Review by Ciaran Hanna
I was at the Belfast concert and although there is no questioning Eric's skill as a guitarist, did Eric know he was actually in Belfast? He didn't seem to say much to the crowd. After the last song he left the stage as quick as Chuck Berry without a word of thanks to the crowd for
coming out to see him, and in my case pay £60 per ticket for the privilege. Maybe this seems bitchy but I own the Robert Johnson and Crossroad Concert DVDs and Eric comes across as being a friendly nice guy with no airs and graces. So what I want to know is not Where's Eric but Where's Eric's manners? I hate the fact that after the concert I feel like this because I think Eric is a beauiful player.
Review by Steve Hughes
I was lucky enough to be at the gig. The support Andy Fairweather was very good although he should have played Gin House instead of some of the Amen Corner tracks.
I have been an Eric fan since the early sixties and have seen him many times. The last time being the Cream reunion at the Albert Hall. If I had died that night having heard them play White Room, I would have been a happy man!
The concert started on time and we where treated to a virtuoso performance by EC. I have to compliment the sound production which was excellent.
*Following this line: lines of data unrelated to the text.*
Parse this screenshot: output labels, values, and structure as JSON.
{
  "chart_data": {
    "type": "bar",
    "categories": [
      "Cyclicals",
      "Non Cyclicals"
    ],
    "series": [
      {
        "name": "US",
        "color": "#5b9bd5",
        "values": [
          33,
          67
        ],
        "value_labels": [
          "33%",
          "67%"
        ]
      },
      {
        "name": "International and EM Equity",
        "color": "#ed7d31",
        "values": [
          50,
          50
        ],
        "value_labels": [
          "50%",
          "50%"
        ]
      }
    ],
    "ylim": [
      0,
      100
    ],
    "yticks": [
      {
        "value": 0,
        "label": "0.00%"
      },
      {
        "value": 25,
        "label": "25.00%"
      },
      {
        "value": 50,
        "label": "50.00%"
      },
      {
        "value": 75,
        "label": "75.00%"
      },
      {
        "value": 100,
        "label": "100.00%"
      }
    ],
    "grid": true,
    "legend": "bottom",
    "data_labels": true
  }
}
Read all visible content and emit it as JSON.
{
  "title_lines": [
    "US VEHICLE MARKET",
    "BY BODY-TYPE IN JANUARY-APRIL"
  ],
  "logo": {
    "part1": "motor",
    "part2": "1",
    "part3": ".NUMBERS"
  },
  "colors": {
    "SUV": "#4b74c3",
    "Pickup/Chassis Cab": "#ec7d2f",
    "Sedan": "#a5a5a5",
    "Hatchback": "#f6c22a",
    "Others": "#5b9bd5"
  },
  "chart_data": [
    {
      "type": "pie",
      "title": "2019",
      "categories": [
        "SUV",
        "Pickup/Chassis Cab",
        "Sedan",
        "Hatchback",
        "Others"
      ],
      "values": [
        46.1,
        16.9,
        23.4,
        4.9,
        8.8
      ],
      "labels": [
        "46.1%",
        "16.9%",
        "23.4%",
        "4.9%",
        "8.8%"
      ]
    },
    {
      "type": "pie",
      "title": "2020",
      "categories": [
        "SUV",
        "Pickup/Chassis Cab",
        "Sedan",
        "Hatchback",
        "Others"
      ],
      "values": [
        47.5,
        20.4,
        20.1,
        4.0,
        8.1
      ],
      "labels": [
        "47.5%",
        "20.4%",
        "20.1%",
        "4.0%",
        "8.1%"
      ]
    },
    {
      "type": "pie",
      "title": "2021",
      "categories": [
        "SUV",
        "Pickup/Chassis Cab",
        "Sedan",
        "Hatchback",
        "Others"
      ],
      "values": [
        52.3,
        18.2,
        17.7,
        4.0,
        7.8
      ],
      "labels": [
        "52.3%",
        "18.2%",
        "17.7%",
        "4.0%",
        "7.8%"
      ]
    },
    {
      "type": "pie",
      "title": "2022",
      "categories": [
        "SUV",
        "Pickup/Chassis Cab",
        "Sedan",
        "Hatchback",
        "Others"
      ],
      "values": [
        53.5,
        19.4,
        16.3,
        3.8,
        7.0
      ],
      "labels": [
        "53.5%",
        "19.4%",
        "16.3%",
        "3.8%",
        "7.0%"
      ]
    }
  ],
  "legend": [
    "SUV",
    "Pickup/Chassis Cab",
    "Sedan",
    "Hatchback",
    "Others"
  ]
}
His set was a mixture of old and new, which included a number of crowd pleasers. For me his version of Badge was immense. I haven't heard him use quite so much feedback and sustain it was brilliant with controlled power.
I do however have some concerns. I thought that the acoustic set was a little to long although Layla brought the house down. My biggest problem was the inclusion of two keyboard players. Eric is well known for handing the stage over to other band members which I understand. However he has said on a number of occasions that he is one of the few guitar players still out there. HIs solos where spine tingling but there should have been more. To me thats why you go to see the great man and I mean no disrespect to the other band members.
A joy to see and worth the £60 ticket price. The man plays with so much feeling, he never overplays and you can lose yourself just listening to the sheer quality of his performance. He is and will always remain God to me.